Jim Sanderson — Northcoast Research — Analyst

Thank you.

Operator

Our next question comes from the line of John Ivankoe with J.P. Morgan. Please proceed with your question.

John Ivankoe — J.P. Morgan — Analyst

There we go. Hi, thank you. One question. How are we thinking about different self-help things to kind of think about what you can do on the margin side, whether it’s kind of shorter-term tactical changes to more medium-term actually changes to your business whether to the stores that are already in existence, the stores of ’22, or maybe the store of the future that simply will allow you to run a more efficient business model even in this high commodity environment and difficult labor environment?

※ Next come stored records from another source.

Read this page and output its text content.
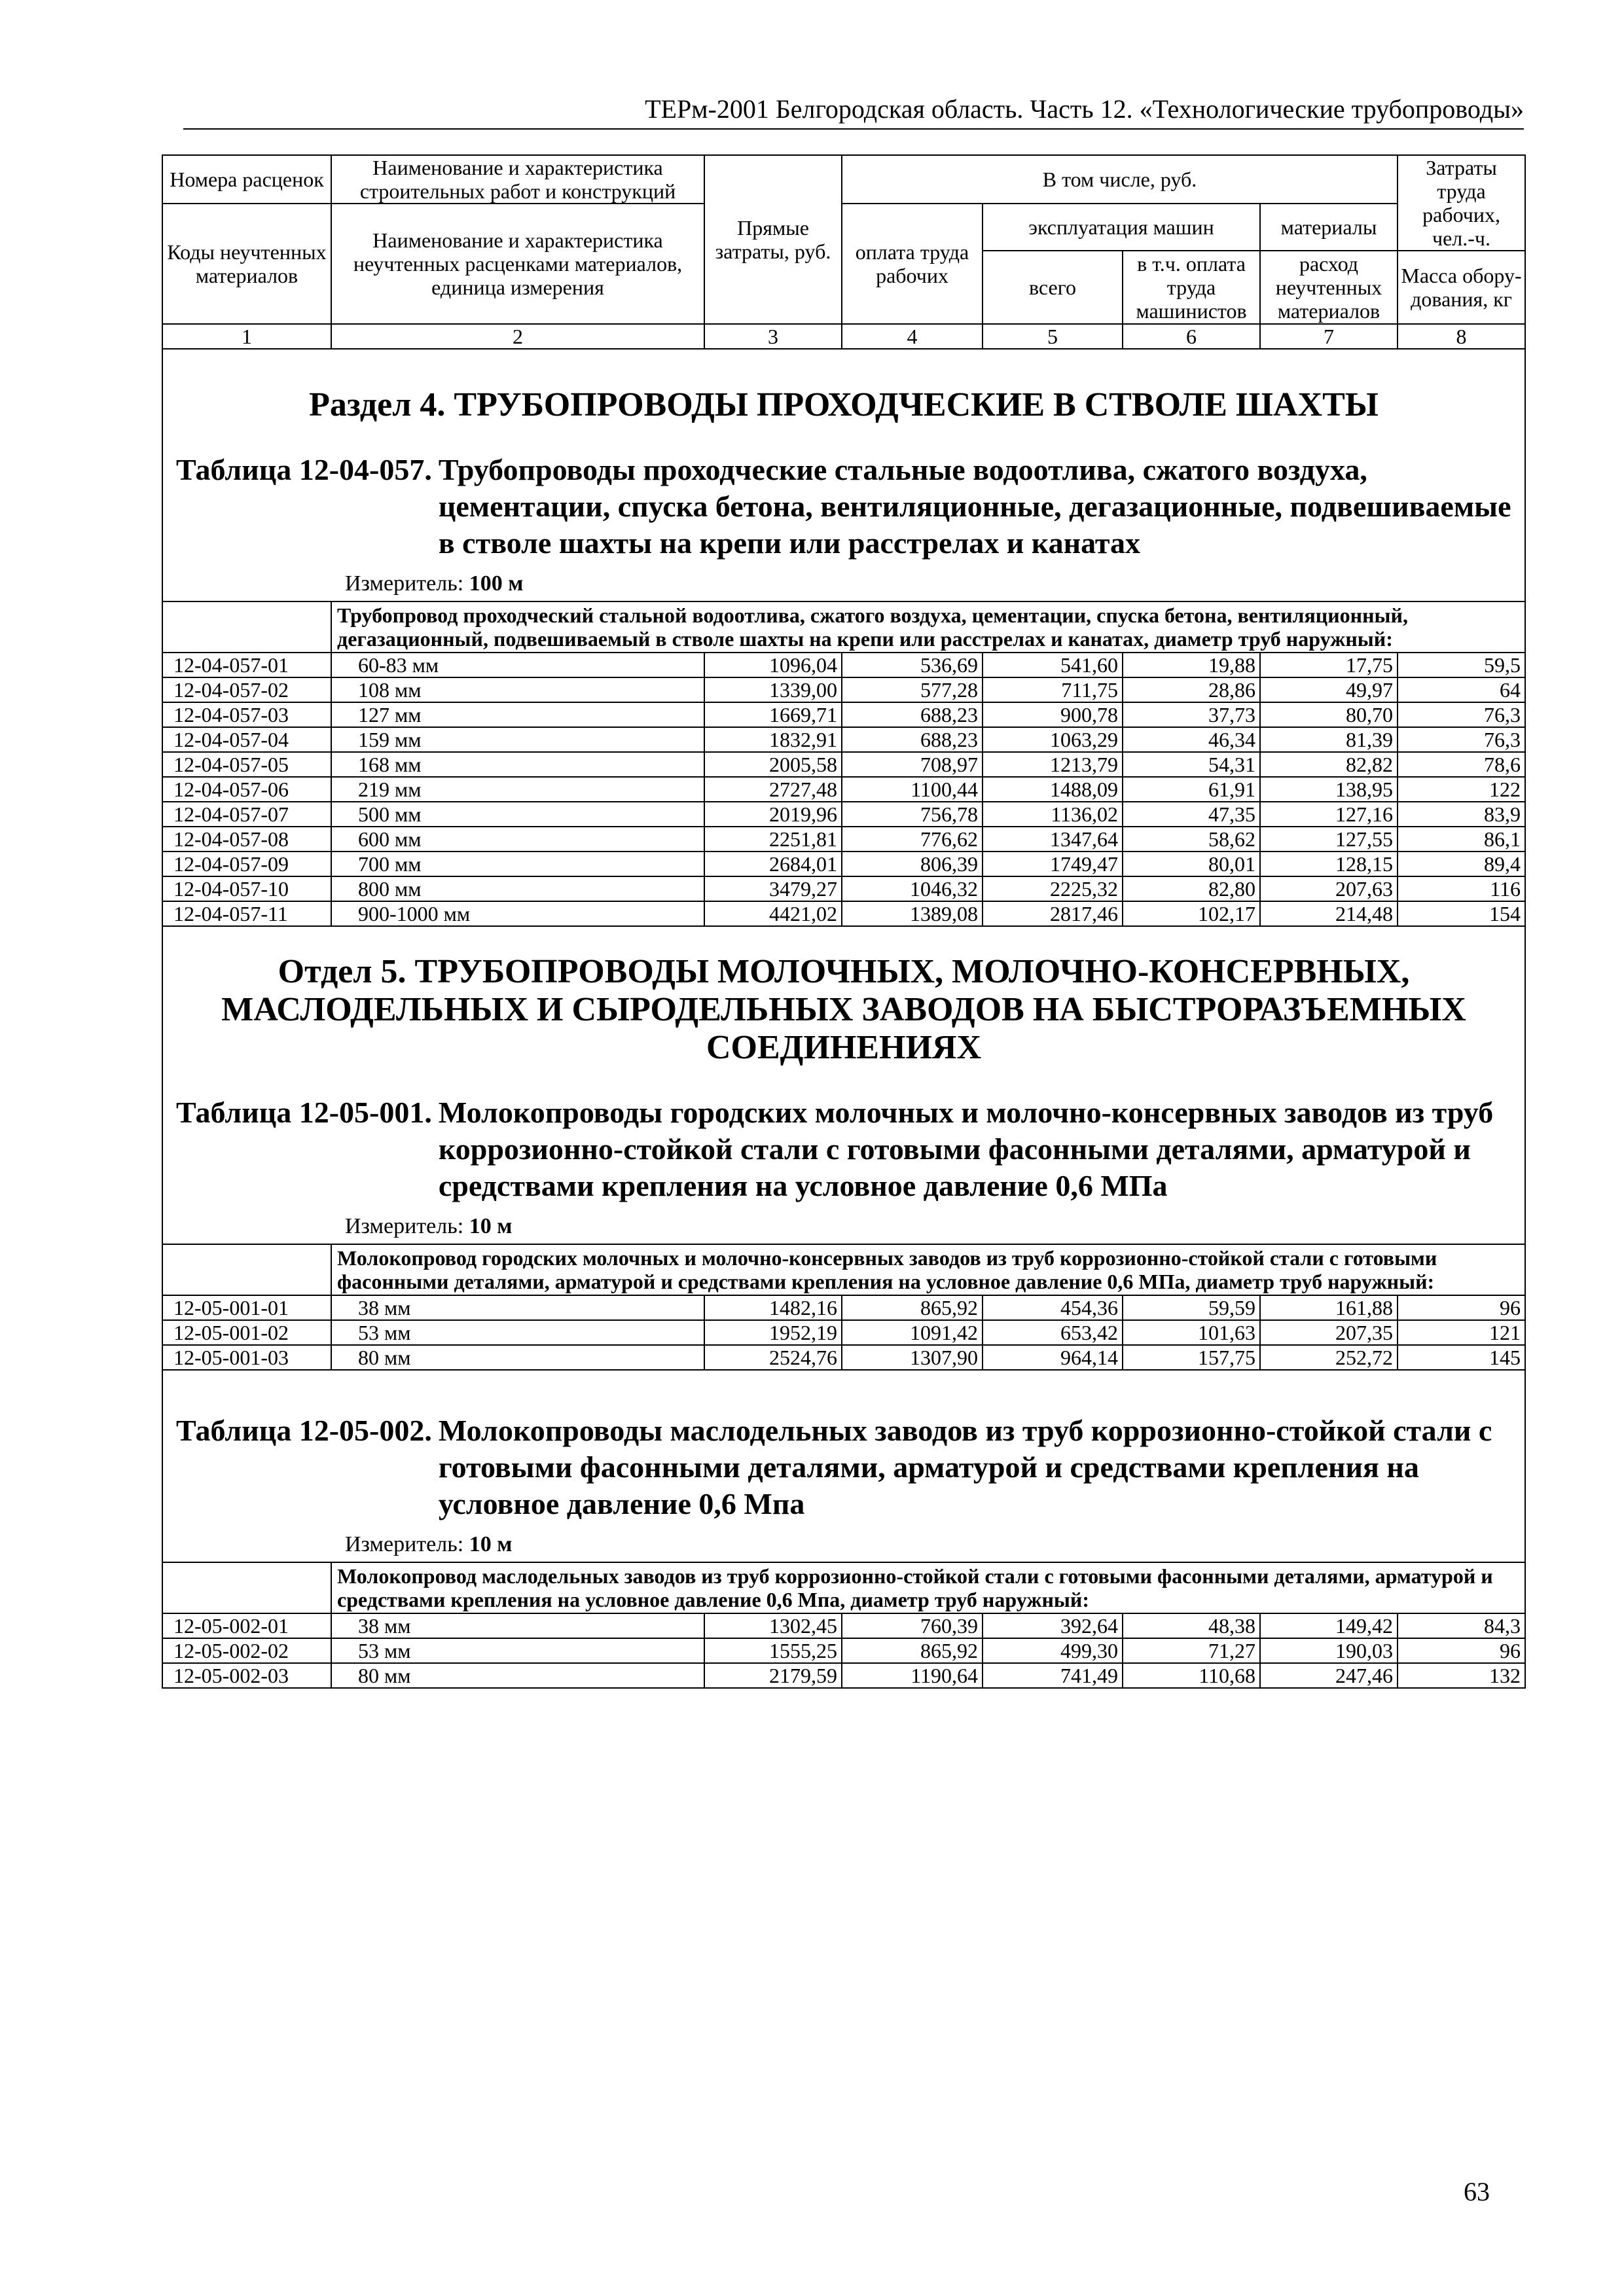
ТЕРм-2001 Белгородская область. Часть 12. «Технологические трубопроводы»
Номера расценок	Наименование и характеристика строительных работ и конструкций	Прямые затраты, руб.	В том числе, руб.				Затраты труда рабочих, чел.-ч.
Коды неучтенных материалов	Наименование и характеристика неучтенных расценками материалов, единица измерения		оплата труда рабочих	эксплуатация машин		материалы	
				всего	в т.ч. оплата труда машинистов	расход неучтенных материалов	Масса обору-дования, кг
1	2	3	4	5	6	7	8
Раздел 4. ТРУБОПРОВОДЫ ПРОХОДЧЕСКИЕ В СТВОЛЕ ШАХТЫ							

Таблица 12-04-057. Трубопроводы проходческие стальные водоотлива, сжатого воздуха, цементации, спуска бетона, вентиляционные, дегазационные, подвешиваемые в стволе шахты на крепи или расстрелах и канатах
Измеритель: 100 м							

	Трубопровод проходческий стальной водоотлива, сжатого воздуха, цементации, спуска бетона, вентиляционный, дегазационный, подвешиваемый в стволе шахты на крепи или расстрелах и канатах, диаметр труб наружный:						
12-04-057-01	60-83 мм	1096,04	536,69	541,60	19,88	17,75	59,5
12-04-057-02	108 мм	1339,00	577,28	711,75	28,86	49,97	64
12-04-057-03	127 мм	1669,71	688,23	900,78	37,73	80,70	76,3
12-04-057-04	159 мм	1832,91	688,23	1063,29	46,34	81,39	76,3
12-04-057-05	168 мм	2005,58	708,97	1213,79	54,31	82,82	78,6
12-04-057-06	219 мм	2727,48	1100,44	1488,09	61,91	138,95	122
12-04-057-07	500 мм	2019,96	756,78	1136,02	47,35	127,16	83,9
12-04-057-08	600 мм	2251,81	776,62	1347,64	58,62	127,55	86,1
12-04-057-09	700 мм	2684,01	806,39	1749,47	80,01	128,15	89,4
12-04-057-10	800 мм	3479,27	1046,32	2225,32	82,80	207,63	116
12-04-057-11	900-1000 мм	4421,02	1389,08	2817,46	102,17	214,48	154
Отдел 5. ТРУБОПРОВОДЫ МОЛОЧНЫХ, МОЛОЧНО-КОНСЕРВНЫХ, МАСЛОДЕЛЬНЫХ И СЫРОДЕЛЬНЫХ ЗАВОДОВ НА БЫСТРОРАЗЪЕМНЫХ СОЕДИНЕНИЯХ							

Таблица 12-05-001. Молокопроводы городских молочных и молочно-консервных заводов из труб коррозионно-стойкой стали с готовыми фасонными деталями, арматурой и средствами крепления на условное давление 0,6 МПа
Измеритель: 10 м							

	Молокопровод городских молочных и молочно-консервных заводов из труб коррозионно-стойкой стали с готовыми фасонными деталями, арматурой и средствами крепления на условное давление 0,6 МПа, диаметр труб наружный:						
12-05-001-01	38 мм	1482,16	865,92	454,36	59,59	161,88	96
12-05-001-02	53 мм	1952,19	1091,42	653,42	101,63	207,35	121
12-05-001-03	80 мм	2524,76	1307,90	964,14	157,75	252,72	145

Таблица 12-05-002. Молокопроводы маслодельных заводов из труб коррозионно-стойкой стали с готовыми фасонными деталями, арматурой и средствами крепления на условное давление 0,6 Мпа
Измеритель: 10 м							

	Молокопровод маслодельных заводов из труб коррозионно-стойкой стали с готовыми фасонными деталями, арматурой и средствами крепления на условное давление 0,6 Мпа, диаметр труб наружный:						
12-05-002-01	38 мм	1302,45	760,39	392,64	48,38	149,42	84,3
12-05-002-02	53 мм	1555,25	865,92	499,30	71,27	190,03	96
12-05-002-03	80 мм	2179,59	1190,64	741,49	110,68	247,46	132
63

Randy Garutti — Chief Executive Officer and Director

Yeah, there is a lot in there, John. And the way we’re thinking about, first, is driving sales. First, let’s drive sales, let’s get back, and then let’s build new formats that allow us to drive strong AUVs for the future. That’s what drive-thru is about, that’s what all these other additional formats. The second part of that is digital. And again, don’t expect Shake Shack to have robotics anytime soon here, right, but in what ways can we automate processes. And really when we think about that today, that work is happening in the ordering and pick-up process. We’re getting — having more and more tech in our digital, our kiosks, our app. And then in the pick-up experience, where you can — more and more we’re testing guest pick-up screens that tell you when and how your stuff is ready. We’re making our communications with our guests more direct and more real-time engaged. So all lots of stuff.

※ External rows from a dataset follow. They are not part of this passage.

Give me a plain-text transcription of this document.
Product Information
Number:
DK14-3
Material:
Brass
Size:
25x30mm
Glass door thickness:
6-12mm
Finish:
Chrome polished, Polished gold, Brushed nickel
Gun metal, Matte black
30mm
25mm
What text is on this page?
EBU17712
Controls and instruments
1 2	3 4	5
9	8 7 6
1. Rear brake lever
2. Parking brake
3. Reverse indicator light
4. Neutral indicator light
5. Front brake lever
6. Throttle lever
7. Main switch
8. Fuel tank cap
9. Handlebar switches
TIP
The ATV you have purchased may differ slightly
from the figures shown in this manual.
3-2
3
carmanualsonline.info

But, yeah, we’ve got a lot of stuff to do. That’s why we keep thinking about the menu, it’s why we’ve held off on returning even some of our classic items that we’ve kept off the menu for a while. Some of our LTOs now, you may notice, are running for longer periods of time. So instead of kind of a three-month, we may do four-month. Again that depends on the LTO and the timeline and the goals of it, but trying to ease that operation is one of our top goals in the Company is to reduce the admin, reduce the operational steps that our teams have to go through every day. And that’s a lot of work over many years, so we’ve got a lot to do. So we’re committed to that as part of our margin recovery continued work and plan. But first, we’re always going to focus on the sales side.

John Ivankoe — J.P. Morgan — Analyst

Understood. Thank you.

Operator

And then for our final question, we had the line of Brian Vaccaro with Raymond James. Please proceed with your question.

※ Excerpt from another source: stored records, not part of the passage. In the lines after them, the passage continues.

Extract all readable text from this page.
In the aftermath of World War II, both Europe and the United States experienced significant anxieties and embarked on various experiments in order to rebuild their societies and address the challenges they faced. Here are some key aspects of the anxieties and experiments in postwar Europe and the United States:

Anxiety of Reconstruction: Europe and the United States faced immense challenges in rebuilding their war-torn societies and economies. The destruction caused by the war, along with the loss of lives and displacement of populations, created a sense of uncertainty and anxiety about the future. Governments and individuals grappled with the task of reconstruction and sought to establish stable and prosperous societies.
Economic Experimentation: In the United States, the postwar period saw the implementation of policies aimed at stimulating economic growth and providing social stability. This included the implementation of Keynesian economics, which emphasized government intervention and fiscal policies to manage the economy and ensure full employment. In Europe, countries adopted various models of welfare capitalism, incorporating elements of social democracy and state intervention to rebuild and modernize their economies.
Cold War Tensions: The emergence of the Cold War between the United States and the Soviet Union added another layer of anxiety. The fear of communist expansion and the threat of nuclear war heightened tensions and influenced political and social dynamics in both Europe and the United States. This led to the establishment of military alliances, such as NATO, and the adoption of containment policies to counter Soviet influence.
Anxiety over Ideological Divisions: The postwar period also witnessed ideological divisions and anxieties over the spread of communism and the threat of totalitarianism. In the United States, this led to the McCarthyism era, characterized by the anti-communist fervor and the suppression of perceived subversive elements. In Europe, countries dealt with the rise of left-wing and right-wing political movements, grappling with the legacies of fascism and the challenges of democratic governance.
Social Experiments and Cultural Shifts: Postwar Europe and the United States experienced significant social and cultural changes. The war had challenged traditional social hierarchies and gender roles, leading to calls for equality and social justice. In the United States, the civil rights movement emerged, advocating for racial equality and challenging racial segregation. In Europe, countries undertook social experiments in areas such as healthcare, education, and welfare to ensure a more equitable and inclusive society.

Brian Vaccaro — Raymond James — Analyst

Thanks. Just a quick one on labor, if I could. What level of wage inflation did you see in the fourth quarter and are you expecting in ’22? And is there a way to ballpark the level of investment and what form or forms some of those investments could take that you alluded to earlier in the call? Thank you.

Randy Garutti — Chief Executive Officer and Director

The one number we gave that is clear, is just our starting wage from the end of 2020 until, roughly, now, we are 13% higher in wage inflation on just our starting hourly wage. That doesn’t include the continued raises we’ve given our shift managers, our exempt managers, the general managers and the other support functions around here. So that gives you a little idea of what’s running through the system now and there’ll be continued investments there, right? There’ll be some Shacks in regions where we need to keep increasing. We’re doing various things on that to keep learning and find the right competitive wages. And that’ll be a journey this year, I’m sure.

Brian Vaccaro — Raymond James — Analyst

All right. Thank you.

Operator

And we have reached the end of the question-and-answer session. I will now turn the call back over to the CEO, Randy Garutti for closing remarks.

Randy Garutti — Chief Executive Officer and Director

Thanks, everybody,for being with us tonight. We look forward to grabbing a Buffalo Chicken Sandwich with you soon. Take care.